Roma- Ieri sera si è svolto un grande appuntamento al programma di Rai treChe tempo che fa“, condotto da Fabio Fazio, con la presenza del Presidente del Consiglio dei Ministri, Mario Monti.

In primis si è parlato della sicurezza sui conti pubblici, a fronte della manovra varata nei mesi scorsi, nei quali lo stesso Monti riconosce di aver fatto un gran lavoro, affermando che non ne occorrono altre.

Il professore guarda al futuro con varie operazioni di politica economica: l’Italia ha maggiormente bisogno rispetto ad altri paesi europei di ampliare gli spazi della concorrenza e del merito; tale operazione viene definito con il termine ideologico di “liberalizzazioni“, ossia l’eliminazione della protezione di cui godono alcune categorie, avvantaggiate nella loro “cassaforte”.

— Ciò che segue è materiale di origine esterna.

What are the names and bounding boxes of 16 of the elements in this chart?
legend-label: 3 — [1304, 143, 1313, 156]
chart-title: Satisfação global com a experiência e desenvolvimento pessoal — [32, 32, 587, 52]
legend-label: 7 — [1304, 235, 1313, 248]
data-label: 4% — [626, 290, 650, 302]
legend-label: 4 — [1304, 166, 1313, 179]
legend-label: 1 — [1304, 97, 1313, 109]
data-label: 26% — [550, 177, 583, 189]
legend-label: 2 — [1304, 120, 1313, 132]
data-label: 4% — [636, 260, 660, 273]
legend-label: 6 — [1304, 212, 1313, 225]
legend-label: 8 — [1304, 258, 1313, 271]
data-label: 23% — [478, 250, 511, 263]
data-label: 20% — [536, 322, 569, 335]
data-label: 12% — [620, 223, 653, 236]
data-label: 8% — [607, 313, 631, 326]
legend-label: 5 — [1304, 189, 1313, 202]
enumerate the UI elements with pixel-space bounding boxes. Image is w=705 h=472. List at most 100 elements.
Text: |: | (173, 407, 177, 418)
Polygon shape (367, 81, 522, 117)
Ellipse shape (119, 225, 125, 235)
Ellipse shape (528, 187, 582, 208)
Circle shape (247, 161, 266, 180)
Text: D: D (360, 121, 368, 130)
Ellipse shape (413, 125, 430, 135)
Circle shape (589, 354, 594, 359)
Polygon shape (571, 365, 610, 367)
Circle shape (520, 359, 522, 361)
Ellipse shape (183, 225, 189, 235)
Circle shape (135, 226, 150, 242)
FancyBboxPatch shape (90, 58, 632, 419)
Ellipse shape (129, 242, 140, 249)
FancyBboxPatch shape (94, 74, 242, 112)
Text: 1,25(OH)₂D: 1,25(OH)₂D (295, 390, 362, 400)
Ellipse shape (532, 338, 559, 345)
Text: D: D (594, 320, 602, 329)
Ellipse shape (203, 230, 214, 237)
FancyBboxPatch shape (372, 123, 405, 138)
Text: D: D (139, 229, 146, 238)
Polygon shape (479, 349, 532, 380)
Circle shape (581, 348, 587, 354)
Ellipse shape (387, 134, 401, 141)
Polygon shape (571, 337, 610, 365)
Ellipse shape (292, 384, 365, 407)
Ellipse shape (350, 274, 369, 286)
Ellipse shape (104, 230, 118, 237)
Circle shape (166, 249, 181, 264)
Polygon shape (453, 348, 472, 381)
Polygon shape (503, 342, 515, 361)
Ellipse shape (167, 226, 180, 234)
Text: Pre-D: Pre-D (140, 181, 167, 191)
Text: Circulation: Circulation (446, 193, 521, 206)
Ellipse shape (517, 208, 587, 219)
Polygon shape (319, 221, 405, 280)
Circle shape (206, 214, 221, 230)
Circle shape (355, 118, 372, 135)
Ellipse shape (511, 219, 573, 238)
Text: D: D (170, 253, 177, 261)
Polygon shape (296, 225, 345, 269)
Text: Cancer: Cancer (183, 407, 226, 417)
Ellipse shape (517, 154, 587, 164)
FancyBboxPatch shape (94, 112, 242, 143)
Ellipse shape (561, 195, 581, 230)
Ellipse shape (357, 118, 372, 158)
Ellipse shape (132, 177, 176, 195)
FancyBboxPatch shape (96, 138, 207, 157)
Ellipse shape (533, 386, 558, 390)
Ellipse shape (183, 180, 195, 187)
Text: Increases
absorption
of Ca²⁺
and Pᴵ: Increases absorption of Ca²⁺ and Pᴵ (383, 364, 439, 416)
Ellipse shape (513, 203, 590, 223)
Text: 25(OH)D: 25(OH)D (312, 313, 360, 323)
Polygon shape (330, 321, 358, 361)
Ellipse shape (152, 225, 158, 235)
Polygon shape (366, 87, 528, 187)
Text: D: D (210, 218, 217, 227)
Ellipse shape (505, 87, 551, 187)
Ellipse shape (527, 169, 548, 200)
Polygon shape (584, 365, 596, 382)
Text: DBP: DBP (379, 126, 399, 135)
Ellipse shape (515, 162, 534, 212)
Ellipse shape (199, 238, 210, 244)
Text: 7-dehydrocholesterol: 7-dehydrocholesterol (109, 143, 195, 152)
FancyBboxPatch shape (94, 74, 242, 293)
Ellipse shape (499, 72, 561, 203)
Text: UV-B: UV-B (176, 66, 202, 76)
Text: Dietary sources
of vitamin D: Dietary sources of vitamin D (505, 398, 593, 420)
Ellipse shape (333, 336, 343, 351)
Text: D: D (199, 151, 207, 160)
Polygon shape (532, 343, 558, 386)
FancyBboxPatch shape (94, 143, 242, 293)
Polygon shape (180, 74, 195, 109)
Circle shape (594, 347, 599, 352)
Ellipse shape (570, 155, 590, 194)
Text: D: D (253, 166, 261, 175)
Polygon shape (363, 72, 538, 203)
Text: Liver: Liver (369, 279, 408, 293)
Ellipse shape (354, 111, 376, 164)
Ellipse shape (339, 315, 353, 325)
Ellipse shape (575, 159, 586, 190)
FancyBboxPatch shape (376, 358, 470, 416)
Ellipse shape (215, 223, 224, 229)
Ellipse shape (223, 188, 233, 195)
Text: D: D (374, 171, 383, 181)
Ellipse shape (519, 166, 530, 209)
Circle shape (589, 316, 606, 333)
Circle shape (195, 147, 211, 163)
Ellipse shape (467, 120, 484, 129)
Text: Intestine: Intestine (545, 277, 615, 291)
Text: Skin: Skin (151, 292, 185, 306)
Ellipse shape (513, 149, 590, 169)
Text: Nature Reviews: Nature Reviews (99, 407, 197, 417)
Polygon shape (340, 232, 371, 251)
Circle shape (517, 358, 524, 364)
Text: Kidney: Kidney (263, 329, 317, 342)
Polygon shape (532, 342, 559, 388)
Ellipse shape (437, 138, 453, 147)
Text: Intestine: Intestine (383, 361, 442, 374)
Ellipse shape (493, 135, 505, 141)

Si prevedono dunque molte attività dell’esecutivo tecnico, anche contempoeranee, nel rispetto del calendario comunitario: per il 23 gennaio è previsto l’incontro dell’Europgruppo a Bruxelles in cui il nostro Paese dovrà presentare il primo pacchetto sulle liberalizzazioni, volto a favorire un ampio gioco del mercato, che coinvolgerà anche le grandi aziende nel campo dell’energia e dei trasporti (Eni, Finmeccanica).

Ma il Governo non si ferma. Un’ulteriore riforma modernizzerà il mercato del lavoro, “senza nessun dogma, senza dividere i sindacati”-ammette Monti- “creando nuovi posti di lavoro per i giovani, sviluppando un’occupazione vera, non sussidiata dal bilancio pubblico, con gli ammortizzatori sociali”, tanto acclamanti dal Presidente della Repubblica, Giorgio Napolitano. Si complimenta poi con il ministro del Lavoro, Elsa Fornero, per aver sempre mantenuto vivo il dialogo con le parti sociali, indispensabili per un confronto costruttivo.

Si commenta l’episodio di Cortina e Monti ribadisce la linea dura del Governo contro l’evasione fiscale.

Il premier poi apre alla Tobin Tax, evidenziando le discrepanze con il precedente Governo Berlusconi, ma anche i punti di contatto. La Tobin Tax, la tassa sulle transazioni finanziare che penalizzerebbe le speculazioni e contro cui il premier britannico David Cameron ha dichiarato guerra aperta, potrebbe passare al vaglio del governo tecnico qualora si avesse la collaborazione di Francia e Germania.

Non poteva mancare uno sguardo all’Europa: il professor Monti, dopo una breve ma intensa lezione di economia politica su disavanzi di bilancio e imposte, vuole tranquillizzare gli italiani, che- riconosce- “stanno vivendo una situazione difficile, ma incoraggiante”. “La moneta unica non è in crisi, va un pò giù o su”, tuttavia è ben salda al nostro potere di acquisto.

Infine un messaggio alla Cancelliera tedesca, Angela Merkel, in vista dell’incontro di mercoledì: giustamente la Germania non vuole pagare nell’avvenire gli errori commessi dagli altri membri dell’Unione, ma Monti chiarisce  che l’Italia rispetterà con maturità e responsabilità gli impegni presi, e ricorda che specialmente la Germania trae benefici dall’euro e dal mercato unico, dissipando in tal modo qualsiasi dubbio sulle sorti della nostra moneta.